This piece by Nancy Tanner on how impatience ruins dog training is brilliant:
When I am asked what is the biggest problem I see in dog training today, it is the same problem I saw fourteen years ago, and thirty years ago, it is the misunderstanding of time.
It takes time to learn how to be a teacher to another species.
It takes time to learn how to learn from another species.
It takes time to build understanding.
It takes time to learn how to observe and how to apply what you observe.
It takes time to build a relationship with trust.
It's not just dog training! Ask teachers of any craft or skill what their #1 challenge is with students, and the answer will inevitably be, "getting them to slow down." While (speaking generally) you want to do your work at a steady clip and not get bogged down on any one detail, you also don't want to rush through the important details--and they can take way longer to get right than many of us think (or want).
Even now, after decades of serious writing, I'm constantly amazed at how long it takes to do quality work. The other morning, two brief thank you notes took an hour.

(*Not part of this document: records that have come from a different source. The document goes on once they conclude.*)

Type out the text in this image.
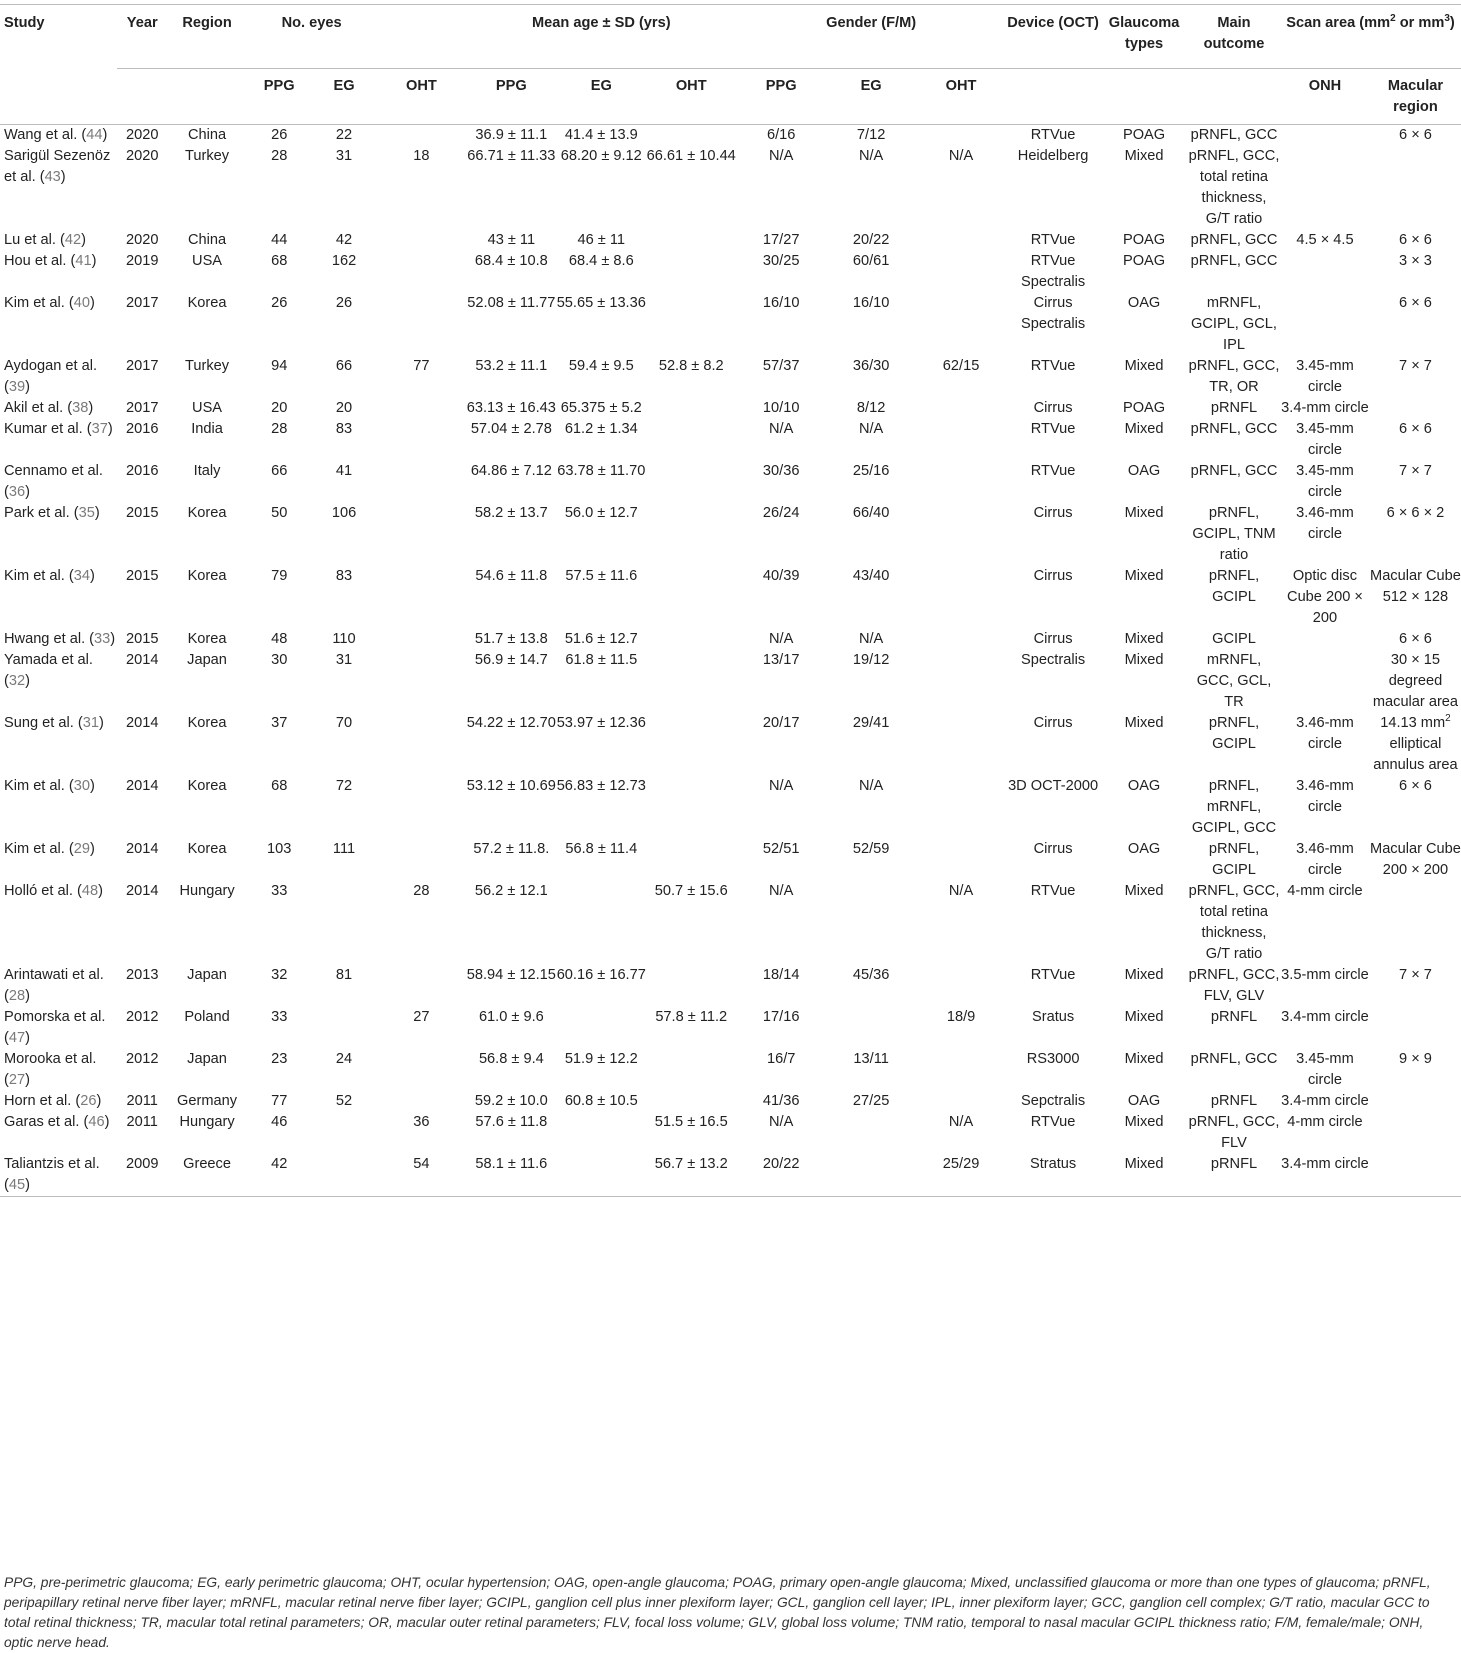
Study	Year	Region	No. eyes			Mean age ± SD (yrs)			Gender (F/M)			Device (OCT)	Glaucoma types	Main outcome	Scan area ($mm^2$ or $mm^3$)	
			PPG	EG	OHT	PPG	EG	OHT	PPG	EG	OHT				ONH	Macular region
Wang et al. (44)	2020	China	26	22		36.9 ± 11.1	41.4 ± 13.9		6/16	7/12		RTVue	POAG	pRNFL, GCC		6 × 6
Sarigül Sezenöz et al. (43)	2020	Turkey	28	31	18	66.71 ± 11.33	68.20 ± 9.12	66.61 ± 10.44	N/A	N/A	N/A	Heidelberg	Mixed	pRNFL, GCC, total retina thickness, G/T ratio		
Lu et al. (42)	2020	China	44	42		43 ± 11	46 ± 11		17/27	20/22		RTVue	POAG	pRNFL, GCC	4.5 × 4.5	6 × 6
Hou et al. (41)	2019	USA	68	162		68.4 ± 10.8	68.4 ± 8.6		30/25	60/61		RTVue Spectralis	POAG	pRNFL, GCC		3 × 3
Kim et al. (40)	2017	Korea	26	26		52.08 ± 11.77	55.65 ± 13.36		16/10	16/10		Cirrus Spectralis	OAG	mRNFL, GCIPL, GCL, IPL		6 × 6
Aydogan et al. (39)	2017	Turkey	94	66	77	53.2 ± 11.1	59.4 ± 9.5	52.8 ± 8.2	57/37	36/30	62/15	RTVue	Mixed	pRNFL, GCC, TR, OR	3.45-mm circle	7 × 7
Akil et al. (38)	2017	USA	20	20		63.13 ± 16.43	65.375 ± 5.2		10/10	8/12		Cirrus	POAG	pRNFL	3.4-mm circle	
Kumar et al. (37)	2016	India	28	83		57.04 ± 2.78	61.2 ± 1.34		N/A	N/A		RTVue	Mixed	pRNFL, GCC	3.45-mm circle	6 × 6
Cennamo et al. (36)	2016	Italy	66	41		64.86 ± 7.12	63.78 ± 11.70		30/36	25/16		RTVue	OAG	pRNFL, GCC	3.45-mm circle	7 × 7
Park et al. (35)	2015	Korea	50	106		58.2 ± 13.7	56.0 ± 12.7		26/24	66/40		Cirrus	Mixed	pRNFL, GCIPL, TNM ratio	3.46-mm circle	6 × 6 × 2
Kim et al. (34)	2015	Korea	79	83		54.6 ± 11.8	57.5 ± 11.6		40/39	43/40		Cirrus	Mixed	pRNFL, GCIPL	Optic disc Cube 200 × 200	Macular Cube 512 × 128
Hwang et al. (33)	2015	Korea	48	110		51.7 ± 13.8	51.6 ± 12.7		N/A	N/A		Cirrus	Mixed	GCIPL		6 × 6
Yamada et al. (32)	2014	Japan	30	31		56.9 ± 14.7	61.8 ± 11.5		13/17	19/12		Spectralis	Mixed	mRNFL, GCC, GCL, TR		30 × 15 degreed macular area
Sung et al. (31)	2014	Korea	37	70		54.22 ± 12.70	53.97 ± 12.36		20/17	29/41		Cirrus	Mixed	pRNFL, GCIPL	3.46-mm circle	14.13 $mm^2$ elliptical annulus area
Kim et al. (30)	2014	Korea	68	72		53.12 ± 10.69	56.83 ± 12.73		N/A	N/A		3D OCT-2000	OAG	pRNFL, mRNFL, GCIPL, GCC	3.46-mm circle	6 × 6
Kim et al. (29)	2014	Korea	103	111		57.2 ± 11.8.	56.8 ± 11.4		52/51	52/59		Cirrus	OAG	pRNFL, GCIPL	3.46-mm circle	Macular Cube 200 × 200
Holló et al. (48)	2014	Hungary	33		28	56.2 ± 12.1		50.7 ± 15.6	N/A		N/A	RTVue	Mixed	pRNFL, GCC, total retina thickness, G/T ratio	4-mm circle	
Arintawati et al. (28)	2013	Japan	32	81		58.94 ± 12.15	60.16 ± 16.77		18/14	45/36		RTVue	Mixed	pRNFL, GCC, FLV, GLV	3.5-mm circle	7 × 7
Pomorska et al. (47)	2012	Poland	33		27	61.0 ± 9.6		57.8 ± 11.2	17/16		18/9	Sratus	Mixed	pRNFL	3.4-mm circle	
Morooka et al. (27)	2012	Japan	23	24		56.8 ± 9.4	51.9 ± 12.2		16/7	13/11		RS3000	Mixed	pRNFL, GCC	3.45-mm circle	9 × 9
Horn et al. (26)	2011	Germany	77	52		59.2 ± 10.0	60.8 ± 10.5		41/36	27/25		Sepctralis	OAG	pRNFL	3.4-mm circle	
Garas et al. (46)	2011	Hungary	46		36	57.6 ± 11.8		51.5 ± 16.5	N/A		N/A	RTVue	Mixed	pRNFL, GCC, FLV	4-mm circle	
Taliantzis et al. (45)	2009	Greece	42		54	58.1 ± 11.6		56.7 ± 13.2	20/22		25/29	Stratus	Mixed	pRNFL	3.4-mm circle	
PPG, pre-perimetric glaucoma; EG, early perimetric glaucoma; OHT, ocular hypertension; OAG, open-angle glaucoma; POAG, primary open-angle glaucoma; Mixed, unclassified glaucoma or more than one types of glaucoma; pRNFL, peripapillary retinal nerve fiber layer; mRNFL, macular retinal nerve fiber layer; GCIPL, ganglion cell plus inner plexiform layer; GCL, ganglion cell layer; IPL, inner plexiform layer; GCC, ganglion cell complex; G/T ratio, macular GCC to total retinal thickness; TR, macular total retinal parameters; OR, macular outer retinal parameters; FLV, focal loss volume; GLV, global loss volume; TNM ratio, temporal to nasal macular GCIPL thickness ratio; F/M, female/male; ONH, optic nerve head.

A blog post even on a subject I know well--like this one!--can take many hours.
Perfectionists, however, are impatient. They need their success NOW because they overidentify with their work, and their self-esteem rises and falls based on how well they think they've done.
Perfectionists also grandiosely expect their work to go easily--even work others struggle with. And they expect to soar effortlessly past all barriers and challenges. This causes them to skimp on planning and preparation, as well as on the details of the work itself.
All of which leads to bad outcomes.
Unfortunately, perfectionist narratives--including those of the superfast or supereasy success--abound, especially in our media. We're constantly being told about youthful or overnight successes in business, the arts, activism, and other realms. (Including dog training!) These stories inevitably omit crucial information such as the person's wealth or connections, or the twenty years they spent working toward their "overnight" success, or the fact that for every dog who is "easily" trainable, there are others--and perhaps many others--who require more time and patience.
All perfectionist narratives are lies.
Meanwhile, when we encounter a truly NONperfectionist narrative or piece of advice, we should cherish it like the true golden wisdom it is. Which brings us back to Tanner:
You cannot rush a relationship.
You cannot rush the teaching or learning process, on either end of the leash.
You cannot rush maturity or the lack there of.
You cannot rush your skills, or your dog’s understanding of your skills.
My advice to new dog owners, seasoned dog owners, and want to be dog owners – learn how to settle in, learn that nothing will happen overnight. Learn that if you try to take short cuts and try to make it all happen to fit your schedule, or your desires, or your needs, it will come back to bite you in the ass, figuratively or literally.
Thankfully, most of us don't have to worry about being bitten in the course of doing our work! But once you understand that perfectionism never helps--that it's always a dead end, and apparently not just for our species--you've taken an important step on the road toward joyful productivity.